If you are a fan of the original Disney classic, the opening scene will send chills up your spine as it is reminiscent of the iconic 1994 opening credit sequence. To truly age myself, I saw the original in theatres and was a self-proclaimed mega fan with a Lion King duvet, stuffed animals, lounge chair and kitchen set. As much as I loved the 90’s vibe of the original, my breath was taken away when the incredibly detailed face of Rafiki came on screen. The first few minutes had me half expecting David Attenborough to start educating me on why this crowd of animals were marching toward Pride Rock.
The cat characteristics displayed in this movie showcase an attention to detail that I was not expecting. Watching Mufasa and Scar mark their territory by rubbing their heads against rocks created a stunning edge to Disney’s repertoire. In the original, the scenes were filled with multi-coloured dance sequences with unrealistic, but wonderfully creative designs. I haven’t been to Africa (yet), but I am 99 percent sure that glowing neon green would be a highly uncommon geyser colour. Gone are the days where animals wipe their faces on leaves with humanistic traits. Here are the days where the audience can wonder whether some shots are actually capturing real beasts in the wild.
Not only do the scenes hold more realism, they have a darker tone.

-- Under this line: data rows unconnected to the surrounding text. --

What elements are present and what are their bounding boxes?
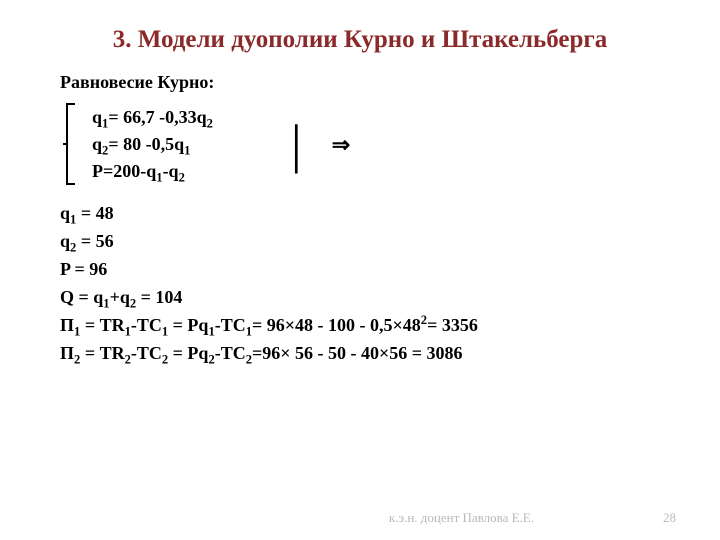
r1-post: = 48	[76, 203, 113, 223]
r5-f: = 96×48 - 100 - 0,5×48	[252, 315, 421, 335]
result-Q: Q = q1+q2 = 104	[60, 284, 660, 312]
r6-e: -TC	[215, 343, 246, 363]
eq2-sub2: 1	[184, 143, 190, 157]
results-block: q1 = 48 q2 = 56 P = 96 Q = q1+q2 = 104 П…	[60, 200, 660, 367]
r5-e: -TC	[215, 315, 246, 335]
equation-system: q1= 66,7 -0,33q2 q2= 80 -0,5q1 P=200-q1-…	[60, 102, 660, 186]
left-brace	[60, 102, 80, 186]
r2-pre: q	[60, 231, 70, 251]
slide-body: Равновесие Курно: q1= 66,7 -0,33q2 q2= 8…	[60, 69, 660, 367]
eq1-sub2: 2	[207, 116, 213, 130]
r6-c: -TC	[131, 343, 162, 363]
r4-mid: +q	[110, 287, 130, 307]
eq-line-1: q1= 66,7 -0,33q2	[92, 104, 213, 131]
footer: к.э.н. доцент Павлова Е.Е. 28	[0, 510, 720, 526]
slide-number: 28	[654, 510, 676, 526]
eq1-q: q	[92, 107, 102, 127]
result-q2: q2 = 56	[60, 228, 660, 256]
r5-c: -TC	[131, 315, 162, 335]
eq1-mid: = 66,7 -0,33q	[108, 107, 206, 127]
r4-post: = 104	[136, 287, 182, 307]
r5-b: = TR	[80, 315, 124, 335]
r5-g: = 3356	[427, 315, 478, 335]
system-equations: q1= 66,7 -0,33q2 q2= 80 -0,5q1 P=200-q1-…	[88, 104, 213, 185]
eq3-sub2: 2	[179, 170, 185, 184]
r5-d: = Pq	[168, 315, 208, 335]
result-q1: q1 = 48	[60, 200, 660, 228]
result-pi2: П2 = TR2-TC2 = Pq2-TC2=96× 56 - 50 - 40×…	[60, 340, 660, 368]
result-pi1: П1 = TR1-TC1 = Pq1-TC1= 96×48 - 100 - 0,…	[60, 312, 660, 340]
r6-d: = Pq	[168, 343, 208, 363]
footer-author: к.э.н. доцент Павлова Е.Е.	[389, 510, 534, 526]
r6-b: = TR	[80, 343, 124, 363]
r1-pre: q	[60, 203, 70, 223]
eq3-mid: -q	[163, 161, 179, 181]
slide: 3. Модели дуополии Курно и Штакельберга …	[0, 0, 720, 540]
vertical-bar: |	[291, 117, 302, 171]
brace-icon	[61, 102, 79, 186]
arrow-icon: ⇒	[332, 128, 350, 161]
eq3-pre: P=200-q	[92, 161, 156, 181]
eq2-mid: = 80 -0,5q	[108, 134, 184, 154]
lead-text: Равновесие Курно:	[60, 69, 660, 96]
r4-pre: Q = q	[60, 287, 103, 307]
eq-line-3: P=200-q1-q2	[92, 158, 213, 185]
slide-title: 3. Модели дуополии Курно и Штакельберга	[60, 24, 660, 55]
r2-post: = 56	[76, 231, 113, 251]
r6-a: П	[60, 343, 74, 363]
result-p: P = 96	[60, 256, 660, 284]
r5-a: П	[60, 315, 74, 335]
eq-line-2: q2= 80 -0,5q1	[92, 131, 213, 158]
r6-f: =96× 56 - 50 - 40×56 = 3086	[252, 343, 463, 363]
eq2-q: q	[92, 134, 102, 154]
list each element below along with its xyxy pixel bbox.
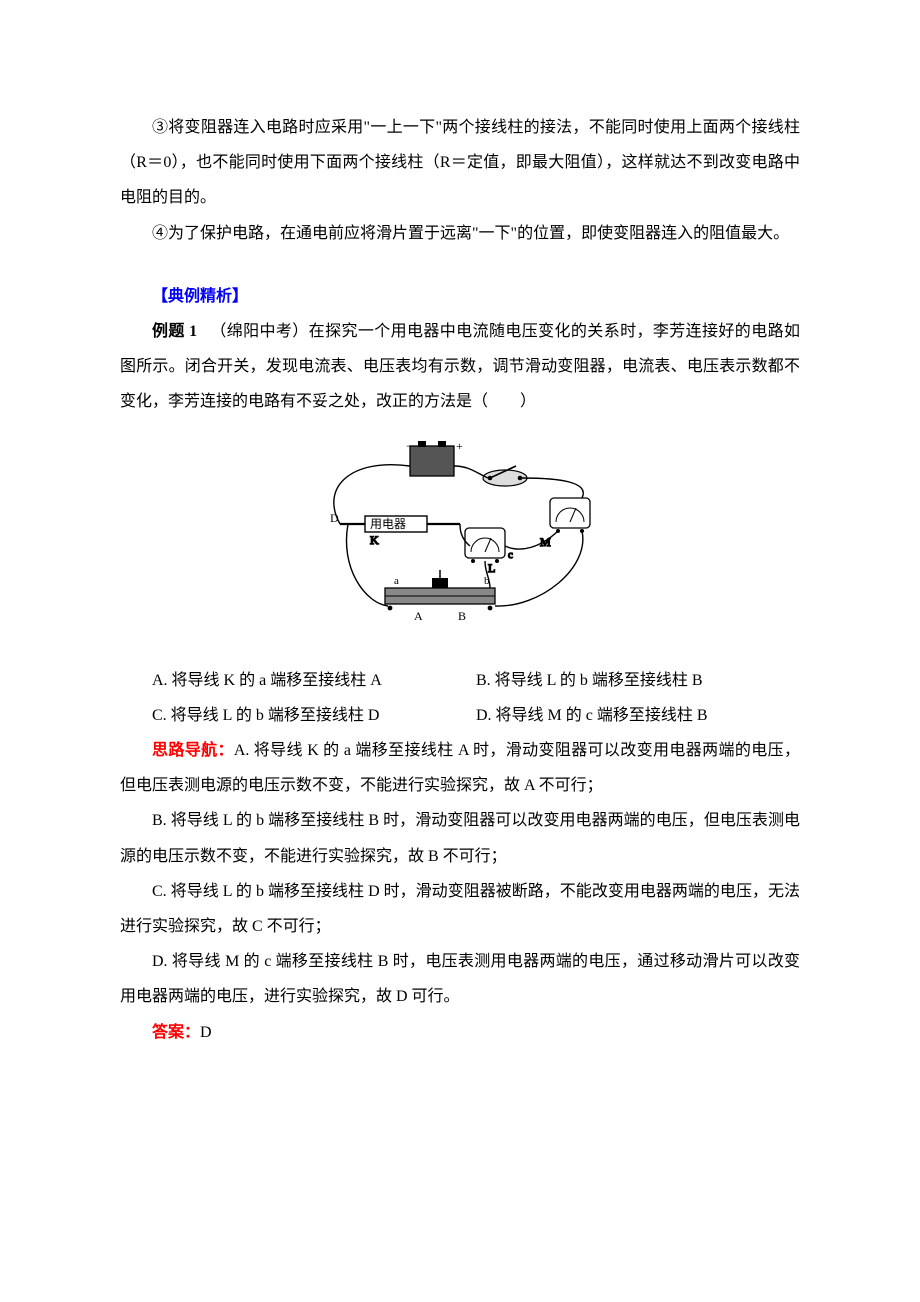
- analysis-B: B. 将导线 L 的 b 端移至接线柱 B 时，滑动变阻器可以改变用电器两端的电…: [120, 803, 800, 873]
- wire-K-label: K: [370, 533, 379, 547]
- wire-L-label: L: [488, 561, 495, 575]
- wire-M-label: M: [540, 535, 551, 549]
- paragraph-rule-3: ③将变阻器连入电路时应采用"一上一下"两个接线柱的接法，不能同时使用上面两个接线…: [120, 110, 800, 216]
- document-page: ③将变阻器连入电路时应采用"一上一下"两个接线柱的接法，不能同时使用上面两个接线…: [0, 0, 920, 1302]
- spacer: [120, 251, 800, 279]
- device-icon: 用电器 D: [330, 511, 460, 532]
- options-row-1: A. 将导线 K 的 a 端移至接线柱 A B. 将导线 L 的 b 端移至接线…: [120, 663, 800, 698]
- terminal-A-label: A: [414, 609, 423, 623]
- terminal-a-label: a: [394, 575, 399, 587]
- ammeter-icon: [465, 528, 505, 563]
- circuit-figure: − +: [120, 438, 800, 641]
- option-A: A. 将导线 K 的 a 端移至接线柱 A: [152, 663, 476, 698]
- answer-line: 答案：D: [120, 1015, 800, 1050]
- analysis-D: D. 将导线 M 的 c 端移至接线柱 B 时，电压表测用电器两端的电压，通过移…: [120, 944, 800, 1014]
- paragraph-rule-4: ④为了保护电路，在通电前应将滑片置于远离"一下"的位置，即使变阻器连入的阻值最大…: [120, 216, 800, 251]
- option-D: D. 将导线 M 的 c 端移至接线柱 B: [476, 698, 800, 733]
- example-label: 例题 1: [152, 323, 197, 340]
- option-B: B. 将导线 L 的 b 端移至接线柱 B: [476, 663, 800, 698]
- battery-icon: − +: [406, 439, 463, 476]
- battery-minus-label: −: [406, 439, 413, 453]
- battery-plus-label: +: [456, 439, 463, 453]
- analysis-C: C. 将导线 L 的 b 端移至接线柱 D 时，滑动变阻器被断路，不能改变用电器…: [120, 874, 800, 944]
- circuit-svg: − +: [310, 438, 610, 628]
- terminal-B-label: B: [458, 609, 466, 623]
- terminal-c-label: c: [508, 549, 513, 561]
- device-label: 用电器: [370, 517, 406, 531]
- answer-value: D: [200, 1024, 212, 1041]
- section-heading: 【典例精析】: [120, 279, 800, 314]
- rheostat-icon: A B a b: [385, 570, 495, 623]
- example-stem-text: （绵阳中考）在探究一个用电器中电流随电压变化的关系时，李芳连接好的电路如图所示。…: [120, 323, 800, 410]
- analysis-A: 思路导航：A. 将导线 K 的 a 端移至接线柱 A 时，滑动变阻器可以改变用电…: [120, 733, 800, 803]
- analysis-lead: 思路导航：: [152, 742, 234, 759]
- wires: M c L K: [334, 464, 583, 605]
- option-C: C. 将导线 L 的 b 端移至接线柱 D: [152, 698, 476, 733]
- section-heading-text: 【典例精析】: [152, 288, 248, 305]
- answer-label: 答案：: [152, 1024, 200, 1041]
- switch-icon: [483, 466, 527, 486]
- example-1-stem: 例题 1 （绵阳中考）在探究一个用电器中电流随电压变化的关系时，李芳连接好的电路…: [120, 314, 800, 420]
- voltmeter-icon: [550, 498, 590, 533]
- options-row-2: C. 将导线 L 的 b 端移至接线柱 D D. 将导线 M 的 c 端移至接线…: [120, 698, 800, 733]
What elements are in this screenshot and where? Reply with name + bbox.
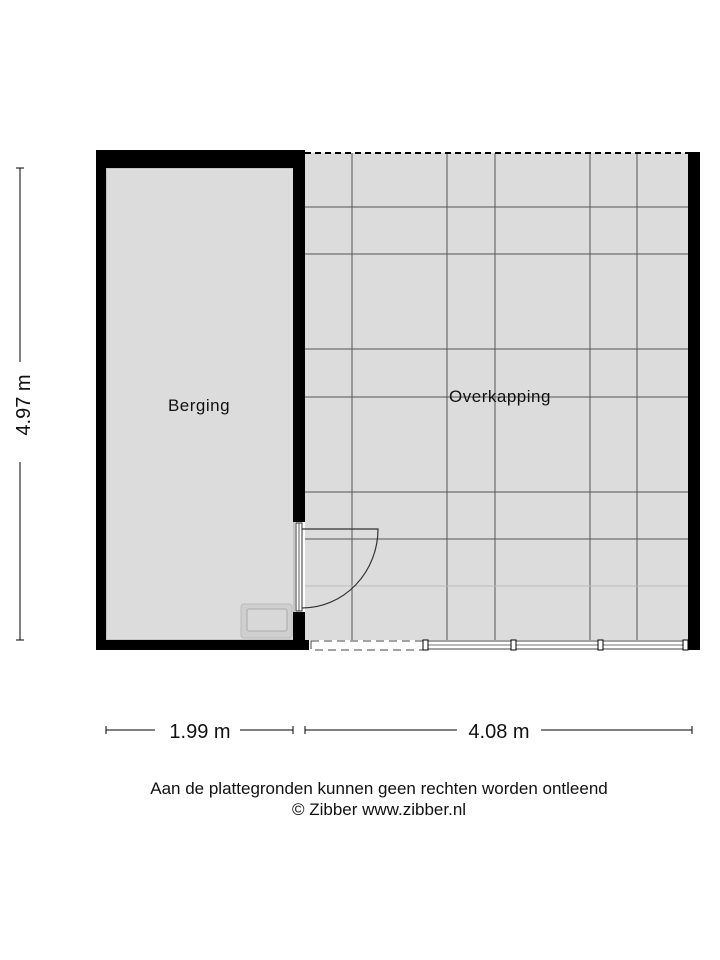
dimension-widths <box>105 726 693 734</box>
dimension-width-right-label: 4.08 m <box>468 721 529 743</box>
dimension-width-left-label: 1.99 m <box>169 721 230 743</box>
bottom-openings <box>310 639 689 651</box>
walls <box>96 150 700 650</box>
sink-icon <box>240 603 293 639</box>
floor-grid <box>305 153 689 640</box>
room-label-berging: Berging <box>168 396 230 415</box>
dimension-height <box>16 167 24 641</box>
door <box>295 522 379 612</box>
dimension-height-label: 4.97 m <box>13 374 35 435</box>
berging-floor <box>105 167 295 641</box>
room-label-overkapping: Overkapping <box>449 387 551 406</box>
copyright-text: © Zibber www.zibber.nl <box>292 800 466 819</box>
disclaimer-text: Aan de plattegronden kunnen geen rechten… <box>150 779 607 798</box>
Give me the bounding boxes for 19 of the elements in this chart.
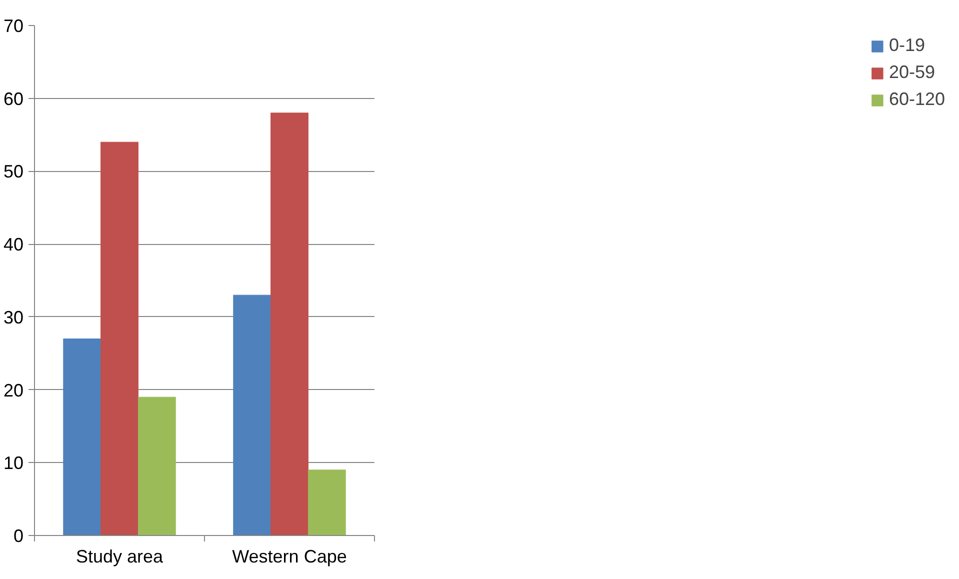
y-tick-label: 0 bbox=[13, 526, 24, 546]
y-tick-label: 50 bbox=[3, 162, 24, 182]
y-tick-label: 40 bbox=[3, 234, 24, 255]
y-tick-label: 10 bbox=[3, 453, 24, 474]
x-tick-label: Western Cape bbox=[232, 546, 347, 566]
x-tick-label: Study area bbox=[76, 546, 164, 566]
y-tick-label: 30 bbox=[3, 307, 24, 328]
legend-label: 60-120 bbox=[888, 89, 945, 110]
y-tick-label: 20 bbox=[3, 380, 24, 400]
bar bbox=[308, 470, 346, 536]
y-tick-label: 60 bbox=[3, 88, 24, 109]
bar bbox=[270, 112, 308, 536]
legend-label: 0-19 bbox=[888, 35, 925, 56]
bar bbox=[63, 338, 102, 536]
y-tick-label: 70 bbox=[3, 16, 24, 36]
bar bbox=[100, 142, 138, 536]
legend-label: 20-59 bbox=[888, 62, 935, 83]
bar bbox=[233, 294, 272, 536]
bar bbox=[138, 396, 176, 536]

The moment Simba and Nala go to the Elephant Graveyard and are cornered by hyenas made my skin crawl. We’re talking “stop-eating” scared. The whole movie seems catered to an older audience, as though Disney realized they needed to grow up for their millennial fans, and remodeled the remake accordingly. It feels a little contrived, but I can’t even say I’m mad about it. The recreation of Scar’s solo “Be Prepared” had me wondering how kids might react to its newfound intensity.
If the PG rating isn’t enough to draw you into the theatre, the casting and musical renditions will be. With a predominantly African American cast, this movie takes over the old westernized Disney films. Names like James Earl Jones, Keegan-Michael Key, Eric André, Beyoncé, and of course Donald Glover, offer an experience no other Disney film has provided. We should really thank James Earl Jones for staying alive and healthy to provide his iconic voice to Mufasa a second time, as the movie may not have been as impactful without that spirit-booming “REMEMBER” reverberating down at the audience.
Any Donald Glover (Childish Gambino) fan has reason enough to see this film to experience the musical masterpieces from the soulful singer himself. As much as I love Matthew Brodrick as our 90’s Simba, Donald Glover is the rightful heir to Pride Rock (and my heart). Simba just can’t wait to be king, but I can’t wait to go listen to this soundtrack on repeat.
So, is this the best or worst thing to happen? Neither, I would say. But in the era of Disney remakes and reboots, The Lion King respectfully sticks to the original storyline, and achieves a realism with deeper and darker appeal. I thought it was beautifully made, and as a millennial I had no shame in singing along to all the songs alone in a theatre.
Planning on checking it out to see where you stand on the line between loving and hating it? Just be warned that all of the memes were right—seeing Mufasa die in HD is just as sad as you think it’s going to be.